Sin más que agregar… esta
reseña va acompañada del tema
de la agrupación argentina La Mosca
Tsé-Tsé (Te quiero comer la boca): Es muy fuerte lo que pasa por mi mente/ Los besos más indecentes son los que te quiero dar/
Morirme si es que tu mano me toca/ Si pudiera solamente imaginar/ Que mis venas se convierten en un rio/ Quiero comerte la boca sin dejar de respirar.

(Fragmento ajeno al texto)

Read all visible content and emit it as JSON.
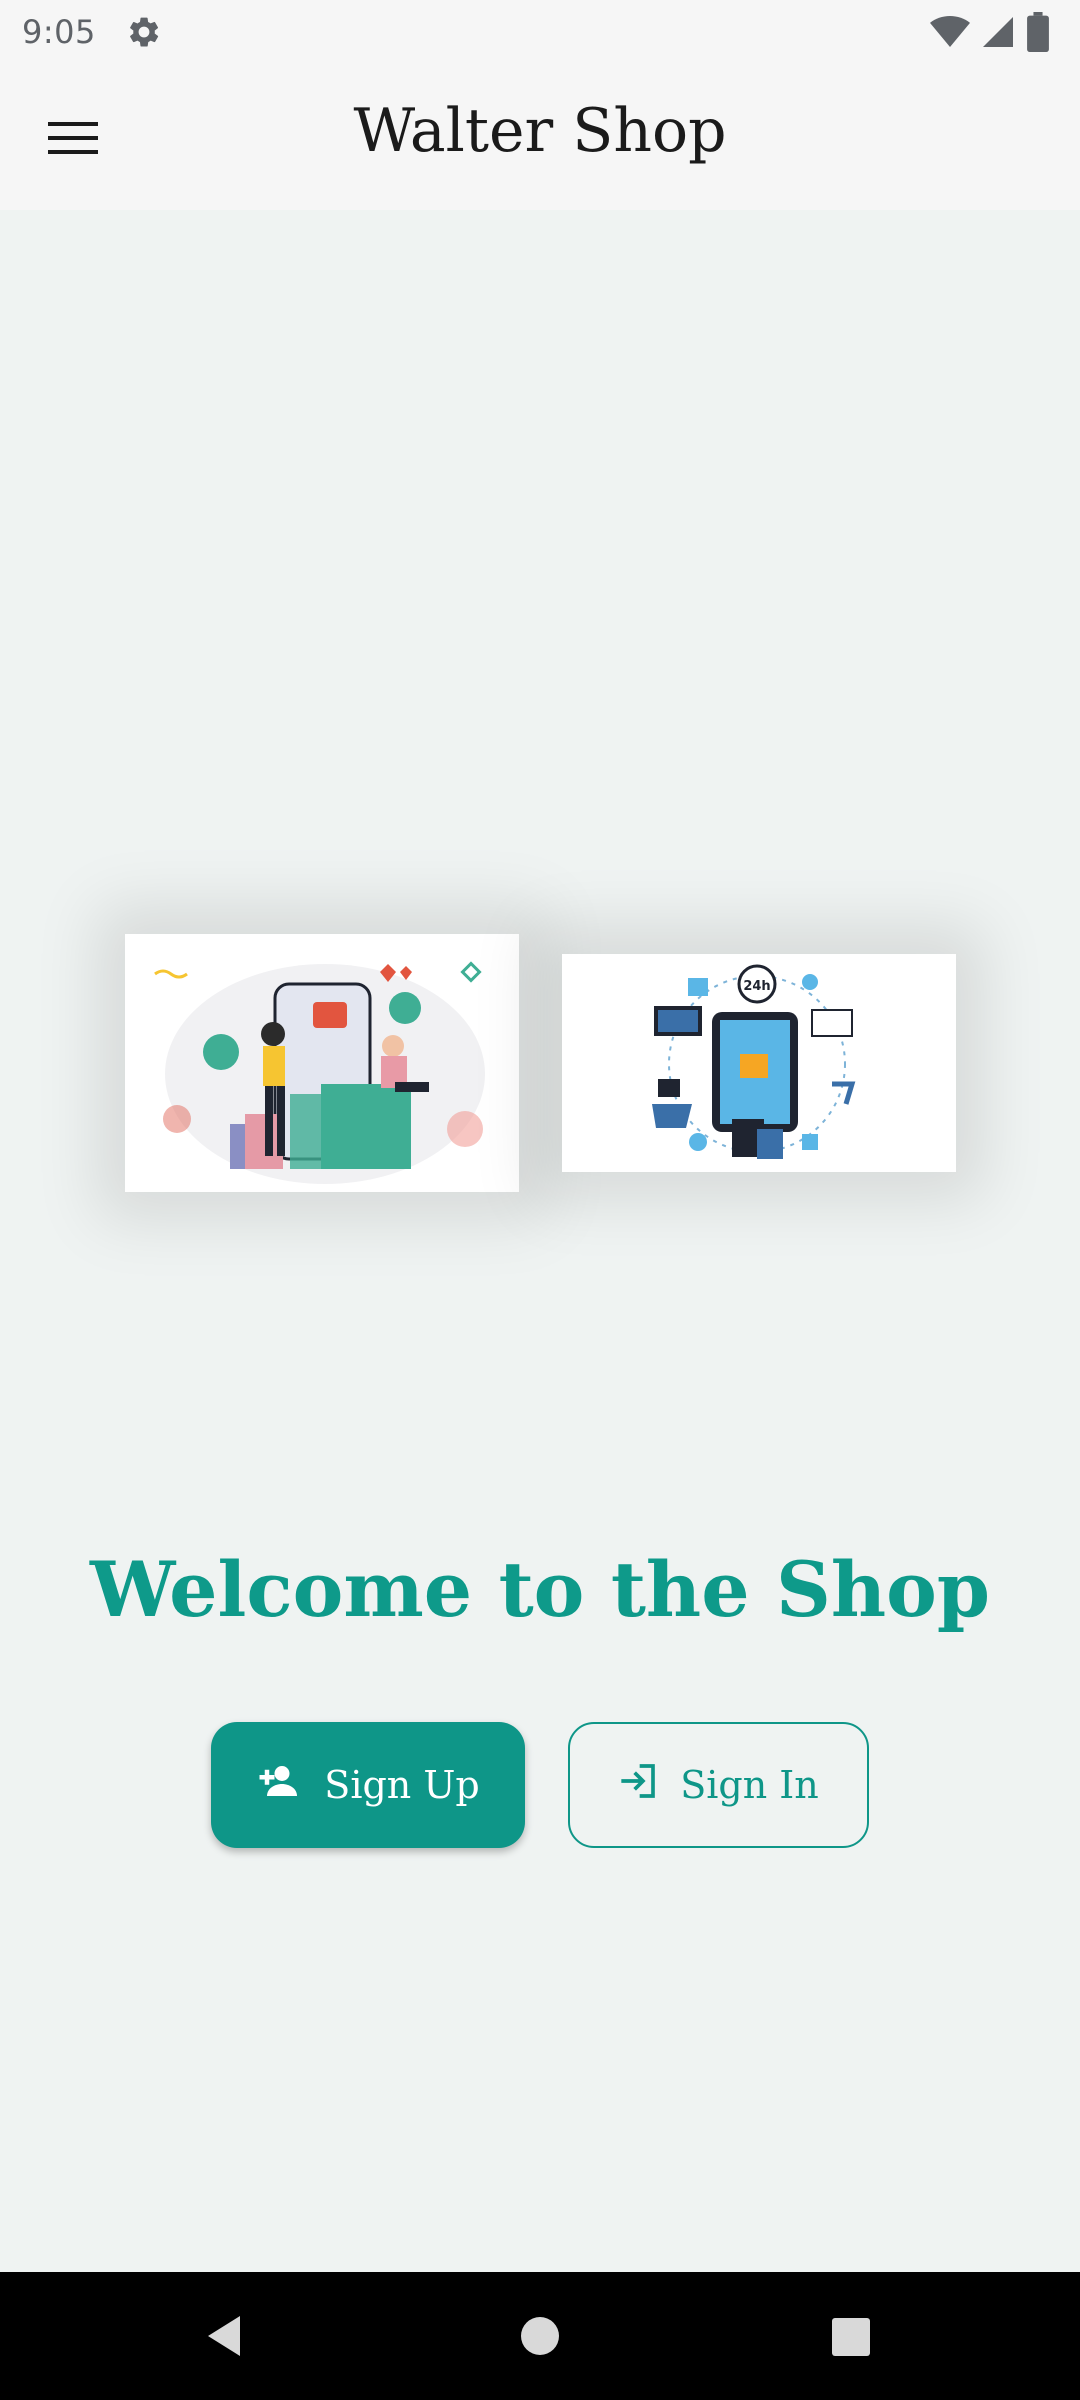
{
  "status_bar": {
    "time": "9:05",
    "icons": [
      "gear-icon",
      "wifi-icon",
      "signal-icon",
      "battery-icon"
    ]
  },
  "app_bar": {
    "title": "Walter Shop",
    "menu_icon": "hamburger-menu-icon"
  },
  "main": {
    "images": [
      {
        "name": "shopping-illustration-1",
        "description_icon": "online-shopping-image"
      },
      {
        "name": "shopping-illustration-2",
        "description_icon": "ecommerce-24h-image"
      }
    ],
    "welcome_text": "Welcome to the Shop",
    "buttons": {
      "sign_up": {
        "label": "Sign Up",
        "icon": "person-add-icon"
      },
      "sign_in": {
        "label": "Sign In",
        "icon": "login-icon"
      }
    }
  },
  "nav_bar": {
    "buttons": [
      "back-icon",
      "home-icon",
      "recents-icon"
    ]
  },
  "colors": {
    "accent": "#0e9688",
    "background": "#eff3f2",
    "app_bar": "#f6f6f6"
  }
}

Duarte, Isaura (2022) Bajo el camisón sonreía una mosca. Caracas. Venezuela:
Fundarte (Fundación para la cultura y las Artes). Colección (Cuadernos de
difusión, Poesía del siglo XXI).
Rísquez, Fernando (1983). Aproximación
a la feminidad. Caracas. Venezuela: Monte Ávila Editores Latinoamericana.
Isaura Duarte
Caracas-Venezuela. Es poeta, actriz, artista visual y gestora cultural. Trabaja la performance y la video-poesía como un medio de expresión para sus escritos. Es miembro de la Asociación de Escritores Hispanos (AEHISP) y su revista Litterae, de igual manera es una de las fundadoras de la revista digital de promoción literaria, «Pulsión Poética» creada en el año 2021. Isaura forma parte de la antología poética: «Por amor al arte» de AEHISP y es una de las poetas ganadoras con mención honorífica del II Concurso Internacional de Poesía J. Bernavil, siendo así parte de una antología poética en homenaje a la poetisa española, Pilar Paz Pasamar (Andalucía-España). Fue seleccionada como Autora del Año 2021 por la misma casa editorial, representando a su país como una de sus nuevas voces poéticas contemporáneas. Ha participado en varios recitales poéticos nacionales e internacionales, en el festival de poesía Encuentro Poético del Sur y recientemente en la XIII Feria del Libro de Caracas 2022 y en la 18ª edición de la Feria Internacional de Poesía de Venezuela 2022 (FILVEN). Autora del poemario “Bajo el Camisón Sonreía una Mosca” publicado por el Fondo Editorial de la Fundación para la Cultura y las Artes FUNDARTE en el mes de noviembre 2022.